By page 8, the astronauts have introduced a bewildered Kamandi to the most Kirby idea of them all — the NASA Mind, which stores data from their spacesuits and seems to have some level of sentience.

As Kamandi — and the reader — take all that in, we learn that the Serviteks are secretly under the telepathic control of a big-headed, small-bodied freak called The Misfit. He reminds me of a certain world leader, but I can’t quite think of who.

The Misfit forces Kamandi to give him a piggyback ride so as to show off “the deadliest killer ever bred! — Morticoccus — the ultimate germ!”

Spoiler alert for a 1973 comic: here’s a better look at Morticoccus from issue #10.

In a move I hope no parents emulate, Kamandi turns this preposterous piggyback ride into a collision of Misfit and electrical unit, which messes up the Laseron and brings back the bats, who fight the Serviteks in a brawl that could release Morticoccus. Does Morticoccus destroy all life on Earth? Tune in next month.

To sum up this buffet of batshit, Kamandi #9 includes bat people vs. astronauts, bat people vs. robots, a sentient NASA computer, a precursor to President Garbage Bag, and a germ that can destroy all life.

For a normal comic book writer, just one of these scenarios could have filled an issue, arc, or series.

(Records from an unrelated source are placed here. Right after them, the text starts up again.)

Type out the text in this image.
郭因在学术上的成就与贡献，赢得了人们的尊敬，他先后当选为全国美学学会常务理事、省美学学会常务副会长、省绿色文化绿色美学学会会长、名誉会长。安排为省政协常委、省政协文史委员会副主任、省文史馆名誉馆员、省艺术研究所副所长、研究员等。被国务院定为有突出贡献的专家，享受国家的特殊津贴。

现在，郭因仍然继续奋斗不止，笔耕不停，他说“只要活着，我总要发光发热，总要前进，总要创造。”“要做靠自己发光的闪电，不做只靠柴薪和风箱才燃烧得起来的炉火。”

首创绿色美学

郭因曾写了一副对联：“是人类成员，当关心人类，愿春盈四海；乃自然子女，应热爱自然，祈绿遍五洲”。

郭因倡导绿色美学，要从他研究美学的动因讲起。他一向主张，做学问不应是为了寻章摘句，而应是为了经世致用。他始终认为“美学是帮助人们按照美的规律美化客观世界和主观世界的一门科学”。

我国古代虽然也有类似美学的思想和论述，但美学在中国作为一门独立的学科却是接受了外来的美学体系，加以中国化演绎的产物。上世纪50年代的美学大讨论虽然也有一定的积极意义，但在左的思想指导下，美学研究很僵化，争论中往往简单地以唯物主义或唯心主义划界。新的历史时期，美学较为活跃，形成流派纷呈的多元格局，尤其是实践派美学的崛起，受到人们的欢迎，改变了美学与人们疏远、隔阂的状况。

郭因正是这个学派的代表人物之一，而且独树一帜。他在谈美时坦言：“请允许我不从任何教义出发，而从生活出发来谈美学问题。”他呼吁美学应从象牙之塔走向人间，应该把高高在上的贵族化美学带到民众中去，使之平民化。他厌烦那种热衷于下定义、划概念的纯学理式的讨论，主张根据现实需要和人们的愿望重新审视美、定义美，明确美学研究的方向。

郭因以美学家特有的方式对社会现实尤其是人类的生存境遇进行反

Not for Kirby. He could never settle for one idea when eight would do.

Warren Ellis — also known for idea abundance — once described Alan Moore’s Supreme run in terms that would apply equally well to Kirby comics:

It doesn’t come from one big idea alone, but from a rain of them, one after the other, presented and tossed. Here you go; a city in a bottle, a doorway into another universe that you can dive through, a planet with the mobile face of an old man, a depiction of time as a tunnel with the years printed on the ring-casements, one after the other, bang bang bang. The sense of wonder—the shock of huge ideas hitting you constantly, and of wondering what the hell comes next…

That’s what people are getting out of Supreme, in its examination of old stories—an imaginative energy. I don’t think it is the kitsch thing, or the cleverness of the re-examination. I think it’s the sheer energy of that hammering of mad and beautiful ideas.

That’s Kirby, by god. I don’t know about you, but sheer energy, of any sort, is not something I have in great supply. In my daily battle against the bat people of America and the Morticocci of the mind, I need all the mad and beautiful ideas I can get.